Sandwiched tight between " the concerned photographer" and " Alfred Stieglitz: Photographer" sits the sun bleached spine of a book I have dipped into periodically for nearly 40 years. Not regularly, sometimes only annually, but always with pleasure.
The book is a 1974 Aperture publication called " the SNAPSHOT" edited by Jonathan Green. The price sticker is still there. £3.95 from a time when even that was a stretch. But excellent value when spread over 40 years. Between its limp covers lie Tod Papageorge, Henry Wessel jnr, Emmet Gowin, Lee Friedlander, Joel Meyerowitz et al, all early-career stars-in-the-making. And a project that has subliminally influenced my thinking ever since, the postcards series by Bill Zulpo Dane.

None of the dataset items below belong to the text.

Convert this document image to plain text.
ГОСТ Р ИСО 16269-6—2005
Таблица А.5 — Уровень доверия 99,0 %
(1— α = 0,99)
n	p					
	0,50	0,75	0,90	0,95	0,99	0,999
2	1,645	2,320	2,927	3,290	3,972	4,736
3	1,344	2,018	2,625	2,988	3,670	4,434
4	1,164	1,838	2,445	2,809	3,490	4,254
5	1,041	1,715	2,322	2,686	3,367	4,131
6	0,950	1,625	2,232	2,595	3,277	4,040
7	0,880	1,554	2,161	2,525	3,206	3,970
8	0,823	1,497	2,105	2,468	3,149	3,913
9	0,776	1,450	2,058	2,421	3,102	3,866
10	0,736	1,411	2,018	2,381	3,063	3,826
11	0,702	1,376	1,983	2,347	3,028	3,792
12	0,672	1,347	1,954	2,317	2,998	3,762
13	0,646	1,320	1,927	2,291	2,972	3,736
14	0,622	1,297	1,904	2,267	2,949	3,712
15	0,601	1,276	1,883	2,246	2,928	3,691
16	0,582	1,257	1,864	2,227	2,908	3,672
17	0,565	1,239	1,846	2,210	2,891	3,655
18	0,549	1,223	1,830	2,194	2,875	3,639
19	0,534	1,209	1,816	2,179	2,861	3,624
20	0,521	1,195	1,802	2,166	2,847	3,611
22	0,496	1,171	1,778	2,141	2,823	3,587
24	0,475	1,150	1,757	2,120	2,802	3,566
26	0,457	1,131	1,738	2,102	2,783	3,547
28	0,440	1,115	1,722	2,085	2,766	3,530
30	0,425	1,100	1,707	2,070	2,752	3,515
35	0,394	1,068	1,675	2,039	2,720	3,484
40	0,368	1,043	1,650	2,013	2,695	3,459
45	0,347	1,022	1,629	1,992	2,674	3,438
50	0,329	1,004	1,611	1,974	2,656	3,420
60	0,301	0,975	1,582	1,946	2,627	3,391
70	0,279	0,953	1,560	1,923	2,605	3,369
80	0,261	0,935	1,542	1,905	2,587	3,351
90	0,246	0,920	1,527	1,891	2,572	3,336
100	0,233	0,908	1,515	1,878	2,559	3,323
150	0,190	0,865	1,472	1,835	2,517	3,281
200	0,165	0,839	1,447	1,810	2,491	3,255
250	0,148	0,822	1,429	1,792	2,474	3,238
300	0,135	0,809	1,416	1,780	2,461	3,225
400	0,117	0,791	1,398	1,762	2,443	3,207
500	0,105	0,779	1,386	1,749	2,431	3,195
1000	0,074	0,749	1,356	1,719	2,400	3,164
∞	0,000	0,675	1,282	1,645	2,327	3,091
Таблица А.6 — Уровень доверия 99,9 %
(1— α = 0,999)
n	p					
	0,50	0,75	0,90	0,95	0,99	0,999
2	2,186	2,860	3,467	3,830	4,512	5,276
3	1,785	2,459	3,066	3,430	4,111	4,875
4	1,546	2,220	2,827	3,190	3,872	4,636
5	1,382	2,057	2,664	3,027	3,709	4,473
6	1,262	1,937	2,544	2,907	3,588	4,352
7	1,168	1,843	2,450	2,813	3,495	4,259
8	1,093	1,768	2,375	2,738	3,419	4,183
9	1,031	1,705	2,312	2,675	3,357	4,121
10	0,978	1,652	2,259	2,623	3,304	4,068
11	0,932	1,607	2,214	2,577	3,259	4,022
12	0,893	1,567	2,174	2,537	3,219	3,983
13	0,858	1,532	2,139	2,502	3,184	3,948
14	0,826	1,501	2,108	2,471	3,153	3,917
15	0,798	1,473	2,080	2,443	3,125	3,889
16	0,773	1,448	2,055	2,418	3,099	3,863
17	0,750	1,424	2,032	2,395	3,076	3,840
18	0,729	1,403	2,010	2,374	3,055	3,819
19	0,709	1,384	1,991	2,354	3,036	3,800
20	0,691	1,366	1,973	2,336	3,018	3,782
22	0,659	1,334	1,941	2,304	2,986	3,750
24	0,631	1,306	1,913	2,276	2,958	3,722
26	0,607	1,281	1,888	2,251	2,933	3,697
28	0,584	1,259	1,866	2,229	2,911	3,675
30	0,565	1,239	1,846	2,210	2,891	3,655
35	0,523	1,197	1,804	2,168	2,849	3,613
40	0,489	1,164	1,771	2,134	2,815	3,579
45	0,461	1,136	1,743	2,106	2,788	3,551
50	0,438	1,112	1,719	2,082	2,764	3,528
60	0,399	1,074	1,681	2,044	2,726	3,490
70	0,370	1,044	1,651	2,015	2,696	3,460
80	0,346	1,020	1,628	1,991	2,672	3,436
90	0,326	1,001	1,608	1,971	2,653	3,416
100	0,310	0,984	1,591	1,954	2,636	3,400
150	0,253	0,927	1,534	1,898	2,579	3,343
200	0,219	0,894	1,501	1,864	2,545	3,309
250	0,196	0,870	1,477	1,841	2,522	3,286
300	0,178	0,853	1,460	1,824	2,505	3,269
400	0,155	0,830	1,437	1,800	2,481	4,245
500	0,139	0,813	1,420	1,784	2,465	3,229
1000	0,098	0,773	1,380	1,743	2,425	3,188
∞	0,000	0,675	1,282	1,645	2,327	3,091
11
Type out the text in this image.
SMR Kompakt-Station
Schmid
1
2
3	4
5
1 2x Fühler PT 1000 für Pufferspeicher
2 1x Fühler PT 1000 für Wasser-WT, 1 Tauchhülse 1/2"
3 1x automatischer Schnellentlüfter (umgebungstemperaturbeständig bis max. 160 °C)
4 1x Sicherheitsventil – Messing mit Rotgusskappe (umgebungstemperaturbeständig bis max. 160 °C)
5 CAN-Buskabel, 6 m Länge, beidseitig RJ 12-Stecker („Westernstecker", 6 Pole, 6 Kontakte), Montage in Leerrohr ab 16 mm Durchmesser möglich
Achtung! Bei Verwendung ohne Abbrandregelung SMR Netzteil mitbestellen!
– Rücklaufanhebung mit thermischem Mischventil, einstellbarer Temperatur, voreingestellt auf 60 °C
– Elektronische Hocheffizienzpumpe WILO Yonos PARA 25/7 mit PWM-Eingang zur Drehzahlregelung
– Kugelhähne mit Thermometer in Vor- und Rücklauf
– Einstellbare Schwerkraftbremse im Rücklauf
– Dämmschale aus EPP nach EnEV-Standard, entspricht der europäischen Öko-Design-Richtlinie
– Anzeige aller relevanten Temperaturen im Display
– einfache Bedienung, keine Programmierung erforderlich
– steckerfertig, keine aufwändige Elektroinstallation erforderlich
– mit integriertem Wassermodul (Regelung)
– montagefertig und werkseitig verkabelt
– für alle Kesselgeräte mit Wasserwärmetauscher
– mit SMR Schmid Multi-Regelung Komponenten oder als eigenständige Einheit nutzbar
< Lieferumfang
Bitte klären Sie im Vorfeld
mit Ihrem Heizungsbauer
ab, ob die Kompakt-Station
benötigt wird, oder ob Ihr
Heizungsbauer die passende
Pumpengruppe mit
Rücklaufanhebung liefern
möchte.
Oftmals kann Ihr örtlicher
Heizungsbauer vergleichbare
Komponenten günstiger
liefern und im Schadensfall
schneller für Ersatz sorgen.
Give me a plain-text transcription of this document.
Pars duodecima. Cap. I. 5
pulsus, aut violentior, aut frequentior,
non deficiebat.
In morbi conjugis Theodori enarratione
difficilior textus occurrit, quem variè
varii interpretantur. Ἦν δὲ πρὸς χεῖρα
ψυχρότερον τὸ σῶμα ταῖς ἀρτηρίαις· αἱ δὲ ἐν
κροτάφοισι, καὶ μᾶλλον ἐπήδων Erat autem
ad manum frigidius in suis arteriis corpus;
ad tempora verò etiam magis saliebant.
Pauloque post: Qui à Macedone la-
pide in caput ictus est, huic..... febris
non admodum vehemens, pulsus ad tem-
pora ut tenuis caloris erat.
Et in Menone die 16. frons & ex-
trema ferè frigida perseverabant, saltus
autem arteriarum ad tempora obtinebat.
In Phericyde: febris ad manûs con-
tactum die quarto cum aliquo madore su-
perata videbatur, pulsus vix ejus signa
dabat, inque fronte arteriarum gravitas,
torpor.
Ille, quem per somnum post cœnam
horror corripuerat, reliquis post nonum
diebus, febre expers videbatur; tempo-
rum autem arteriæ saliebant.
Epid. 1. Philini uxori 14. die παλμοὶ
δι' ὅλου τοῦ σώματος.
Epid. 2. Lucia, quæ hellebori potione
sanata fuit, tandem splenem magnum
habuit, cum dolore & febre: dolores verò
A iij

I have always made snapshots. Small inconsequential bites of life. Absurdities. Antidotes to my "serious" work, both commercial and personal. Images I am drawn to make for no valid reason other than pleasure. I have recently come to understand them more as a stream. A long meandering aimless stream, sometimes barely a trickle but with some sort of flow. An analogue linearity despite their (sometimes) digital production.
These snapshots do not pretend to be icons. And certainly not objective truths. It is only by aggregation that they gain weight.